Kebermaknaan Hidup

Dengan penuh semangat Tony menceritakan pengalaman liburannya pada Dony. Liburan kemaren ia diajak oleh orang tuanya ke rumah Nenek dan Kakeknya di desa. Anak ini begitu antusias menceritakan segala pengalamannya di sana.

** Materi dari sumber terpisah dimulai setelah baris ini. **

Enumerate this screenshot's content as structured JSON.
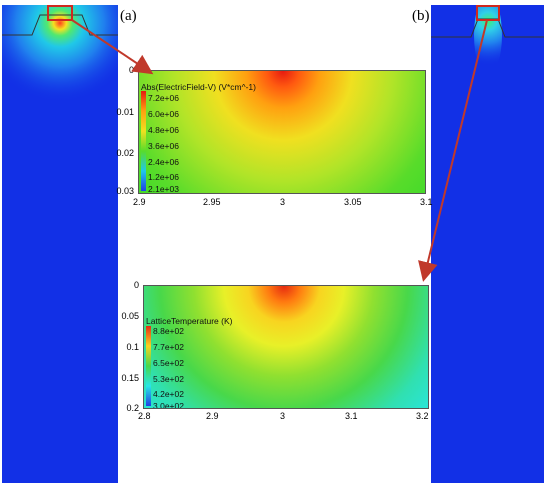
{
  "panels": {
    "a_label": "(a)",
    "b_label": "(b)"
  },
  "colors": {
    "device_blue": "#1230e6",
    "arrow": "#c0392b"
  },
  "plot_top": {
    "title": "Abs(ElectricField-V) (V*cm^-1)",
    "legend_values": [
      "7.2e+06",
      "6.0e+06",
      "4.8e+06",
      "3.6e+06",
      "2.4e+06",
      "1.2e+06",
      "2.1e+03"
    ],
    "x_ticks": [
      "2.9",
      "2.95",
      "3",
      "3.05",
      "3.1"
    ],
    "y_ticks": [
      "0",
      "0.01",
      "0.02",
      "0.03"
    ]
  },
  "plot_bottom": {
    "title": "LatticeTemperature (K)",
    "legend_values": [
      "8.8e+02",
      "7.7e+02",
      "6.5e+02",
      "5.3e+02",
      "4.2e+02",
      "3.0e+02"
    ],
    "x_ticks": [
      "2.8",
      "2.9",
      "3",
      "3.1",
      "3.2"
    ],
    "y_ticks": [
      "0",
      "0.05",
      "0.1",
      "0.15",
      "0.2"
    ]
  }
}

“Don, tau nggak. Liburanku kemaren tuh seru abiss..!” ungkap Tony penuh semangat.

“Oya? Tanya Dony.

“Iya, Don aku diajak berkeliling lihat sawah, maen lumpur disana. Udah gitu kita mandiin kerbau juga di sungai. Siang harinya aku main layang-layang sama sepupuku. Seru banget Don. Kita lari-larian ke sana kemari mengejar layangan yang sempet putus. Esok harinya aku diajak mancing ikan sama Pamanku, Wuiih,.. biarpun masih pemula aku bisa dapet 3 ekor. Kapan-kapan kalau liburan lagi aku mau mencobanya lagi. Kamu sendiri kemana Don?” Tanya Tony tiba-tiba

“Aku seperti biasa Ton. Mama-papa ngajakin liburan ke Singapura. Ke universal studio, naik kapal pesiar. Trus foto-foto di patung Singa.” Jawa Tony datar.

“Waaah..keren, seru tuh, trus..trus..

“Ya, gitu aja Ton. Tidak ada yg istimewa. Tiap liburan kita sekeluarga pasti ke sana. Tempatnya juga itu-itu saja. Tidak ada yang berubah. Aku sudah belasan kali ke Singapura..

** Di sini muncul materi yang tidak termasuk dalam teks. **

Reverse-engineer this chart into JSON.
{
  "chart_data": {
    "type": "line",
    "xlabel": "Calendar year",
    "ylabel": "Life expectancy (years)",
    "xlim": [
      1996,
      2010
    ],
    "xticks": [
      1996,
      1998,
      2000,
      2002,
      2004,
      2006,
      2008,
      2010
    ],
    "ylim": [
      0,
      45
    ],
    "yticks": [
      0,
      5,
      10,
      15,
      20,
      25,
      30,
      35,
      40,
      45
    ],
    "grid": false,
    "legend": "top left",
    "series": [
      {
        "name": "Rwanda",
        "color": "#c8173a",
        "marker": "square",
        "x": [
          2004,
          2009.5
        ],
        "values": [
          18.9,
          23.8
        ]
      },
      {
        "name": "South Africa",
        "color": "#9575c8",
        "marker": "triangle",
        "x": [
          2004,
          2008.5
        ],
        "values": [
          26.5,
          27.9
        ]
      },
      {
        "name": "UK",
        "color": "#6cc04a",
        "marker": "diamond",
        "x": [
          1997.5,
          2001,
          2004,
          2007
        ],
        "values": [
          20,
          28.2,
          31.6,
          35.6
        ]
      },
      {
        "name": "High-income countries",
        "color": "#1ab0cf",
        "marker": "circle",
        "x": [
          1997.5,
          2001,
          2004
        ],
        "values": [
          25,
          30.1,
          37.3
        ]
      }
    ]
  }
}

“Wah sayang sekali ya, padahal aku sekali pun belum pernah ke sana. Pasti seru kalo aku main-main ke sana. Ungkap Tony dengan berbinar..



Itulah tadi sepenggal fragmen yang menceritakan kepada kita bahwa pengalaman ternyata mempunyai daya tarik dan daya lekat yang berbeda-beda bagi setiap orang yang menjalaninya. Contoh di atas memang mencontohkan kondisi yang ekstrim, di mana Dony yang berlibur ke tempat yang dianggap oleh umum sebagai sesuatu yang “wah” dan prestisius, ternyata dimaknai oleh Dony dengan biasa saja bahkan cenderung membosankan. Sementara Tony menceritakan pengalaman yang terdengar luar biasa, meskipun tempat yang dikunjunginya bagi sebagian besar dari kita “biasa” saja. Apa sesungguhnya yang sedang terjadi pada Tony dan Dony? Mengapa bisa seseoarang berbeda dalam merasakan pengalaman mereka. Itulah yang disebut sebagai “kebermaknaan hidup”.

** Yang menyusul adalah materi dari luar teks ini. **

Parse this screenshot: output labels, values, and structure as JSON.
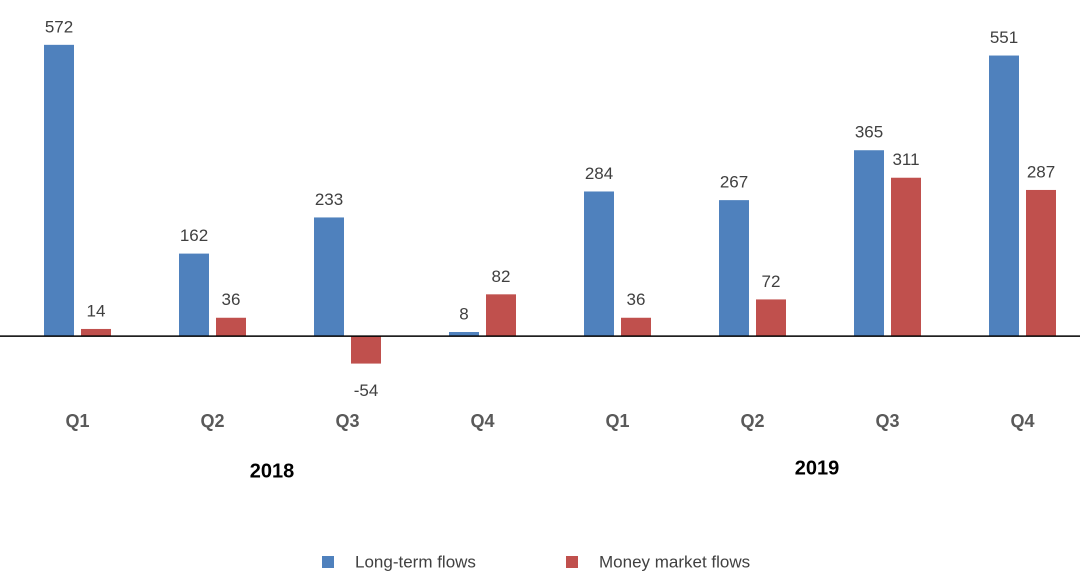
{
  "chart_data": {
    "type": "bar",
    "categories": [
      "Q1",
      "Q2",
      "Q3",
      "Q4",
      "Q1",
      "Q2",
      "Q3",
      "Q4"
    ],
    "groups": [
      "2018",
      "2019"
    ],
    "series": [
      {
        "name": "Long-term flows",
        "color": "#4f81bd",
        "values": [
          572,
          162,
          233,
          8,
          284,
          267,
          365,
          551
        ]
      },
      {
        "name": "Money market flows",
        "color": "#c0504d",
        "values": [
          14,
          36,
          -54,
          82,
          36,
          72,
          311,
          287
        ]
      }
    ],
    "ylim": [
      -100,
      620
    ],
    "legend": "bottom"
  }
}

Contoh lain yang mudah dipahami; mengapa seseorang yang sedang jatuh cinta rasanya selalu berbunga-bunga. Bahkan ada lagu yang menyatakan jatuh cinta itu “berjuta rasanya”. Mau tidur ingat di dia, mau makan ingat si dia. Makan sepiring berdua pun terasa nikmatnya, hujan-hujanan juga tak terasa menderita asalkan bersama pujaan hati tercinta. Begitulah perasaan kita semua pada saat “jatuh cinta”. Mengapa bisa demikian? Itu karena kita memberikan makna yang dalam bagi perasaan yang sedang berkembang di dalam hati. Alangkah indahnya hidup kita ini jika perasaan kita selalu seperti pada saat kita jatuh cinta. Tapi bisakah demikian? Mengapa tidak, kita pasti bisa.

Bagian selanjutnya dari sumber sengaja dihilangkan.